An assistant to CBS News anchor Dan Rather tested positive for anthrax Thursday. The employee, a young woman, contracted the skin form of the disease and becomes the fifth person to test positive for anthrax infection, CBS released.
The woman noticed what looked like a bug bite on her chin and went for testing several days ago. She was given a prescription for Cipro once the anthrax diagnosis was confirmed.
She is expected to make a full recovery.
CBS News President Andrew Heyward sent a message to CBS employees this morning, emphasizing that the disease is not contagious.

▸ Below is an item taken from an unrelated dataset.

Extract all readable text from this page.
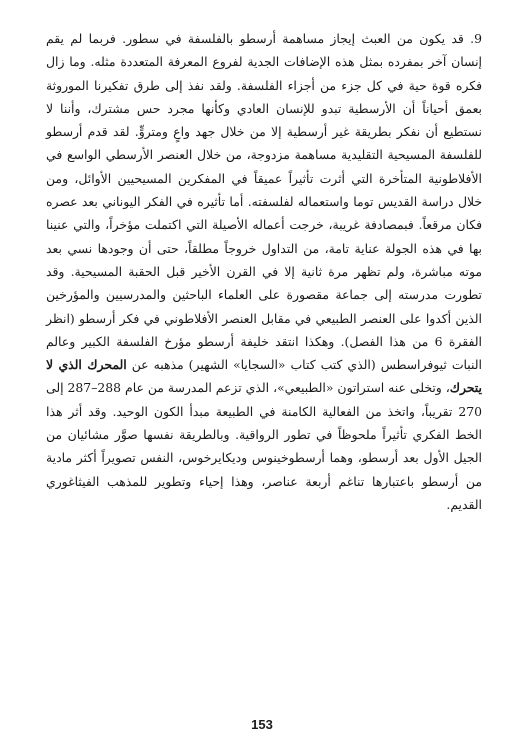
9. قد يكون من العبث إيجاز مساهمة أرسطو بالفلسفة في سطور. فربما لم يقم إنسان آخر بمفرده بمثل هذه الإضافات الجدية لفروع المعرفة المتعددة مثله. وما زال فكره قوة حية في كل جزء من أجزاء الفلسفة. ولقد نفذ إلى طرق تفكيرنا الموروثة بعمق أحياناً أن الأرسطية تبدو للإنسان العادي وكأنها مجرد حس مشترك، وأننا لا نستطيع أن نفكر بطريقة غير أرسطية إلا من خلال جهد واعٍ ومتروٍّ. لقد قدم أرسطو للفلسفة المسيحية التقليدية مساهمة مزدوجة، من خلال العنصر الأرسطي الواسع في الأفلاطونية المتأخرة التي أثرت تأثيراً عميقاً في المفكرين المسيحيين الأوائل، ومن خلال دراسة القديس توما واستعماله لفلسفته. أما تأثيره في الفكر اليوناني بعد عصره فكان مرقعاً. فبمصادفة غريبة، خرجت أعماله الأصيلة التي اكتملت مؤخراً، والتي عنينا بها في هذه الجولة عناية تامة، من التداول خروجاً مطلقاً، حتى أن وجودها نسي بعد موته مباشرة، ولم تظهر مرة ثانية إلا في القرن الأخير قبل الحقبة المسيحية. وقد تطورت مدرسته إلى جماعة مقصورة على العلماء الباحثين والمدرسيين والمؤرخين الذين أكدوا على العنصر الطبيعي في مقابل العنصر الأفلاطوني في فكر أرسطو (انظر الفقرة 6 من هذا الفصل). وهكذا انتقد خليفة أرسطو مؤرخ الفلسفة الكبير وعالم النبات ثيوفراسطس (الذي كتب كتاب «السجايا» الشهير) مذهبه عن المحرك الذي لا يتحرك، وتخلى عنه استراتون «الطبيعي»، الذي تزعم المدرسة من عام 288–287 إلى 270 تقريباً، واتخذ من الفعالية الكامنة في الطبيعة مبدأ الكون الوحيد. وقد أثر هذا الخط الفكري تأثيراً ملحوظاً في تطور الرواقية. وبالطريقة نفسها صوَّر مشائيان من الجيل الأول بعد أرسطو، وهما أرسطوخينوس وديكايرخوس، النفس تصويراً أكثر مادية من أرسطو باعتبارها تناغم أربعة عناصر، وهذا إحياء وتطوير للمذهب الفيثاغوري القديم.

153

"We learned this morning that a CBS News employee in Dan Rather's office has tested positive for the cutaneous form of anthrax. She is being treated with antibiotics and is expected to make a full recovery; in fact, she feels fine. As you know, anthrax is not contagious, and this is the most easily curable form of the disease."
Heyward said he spoke to Mayor Rudy Giuliani, the Police Commissioner, and the New York City Health Department.
"The Health Department and other investigators will be back in the Broadcast Center this morning to interview employees who work in the same vicinity and to determine what the next steps should be.
"We have been informed by New York City Health Commissioner that it is safe to continue working while this investigation gets underway. Obviously we will take all necessary precautions to ensure your safety. I'll be back with more later this morning."
Earlier tests by the Center for Disease Control indicate no signs of anthrax spores in the building.
No infected letter has been found at CBS, and it is not clear how the woman contacted anthrax. This development, however, means that the parties responsible have targeted CBS, along with ABC and NBC.